One of the co-inventors of Flair nasal strips, veterinarian James Chiapetta, said the strips help prevent collapse of a horse's nasal passages when it inhales during heavy exercise. This in turn helps prevent negative pressure within the lung, he said, which could cause capillaries in the lungs to rupture. This is believed to be one of the causes of exercise-induced pulmonary hemorrhage (EIPH), which can lead to bleeding through the nose.


Clinical studies

The company cites eight, mostly small clinical studies on its website, all but one of which show a benefit in their use. Most of the studies found that the horses had to work less hard to breath and saw a reduction in EIPH. Several studies compared the strips to the diuretic furosemide, or Lasix -- used to reduce EIPH and itself a controversial practice that some argue actually enhances a horse's performance.

Two of the studies found that Lasix was more effective than nasal strips, while one found they were about the same. Another study of 400 horses at a Florida track that wore nasal strips found they had a 3.4 higher win percentage compared with those that didn't wear them.

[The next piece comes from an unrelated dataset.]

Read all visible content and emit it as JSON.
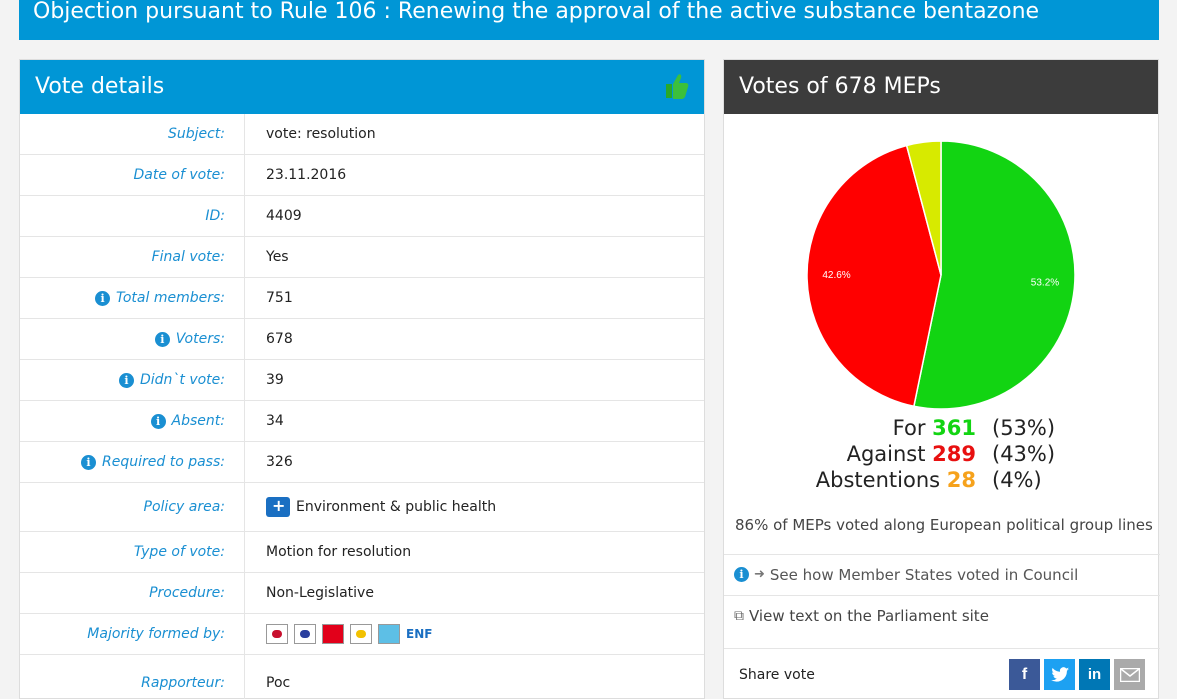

All of which is a no-brainer to New York trainer Gary Contessa, who said he began using the strips on his horses as soon as New York legalized them. "If this helps 1 percent -- who knows? It definitely doesn't hurt," he said. "I'm going to use anything that will give my horses unimpeded breathing."

But Richard Violette, president of the New York Thoroughbred Horsemen's Association and trainer of Samraat, who is running against California Chrome in the Belmont, said he had tried them on a number of horses.

"Frankly, they didn't seem to make a whole lot of difference," he said.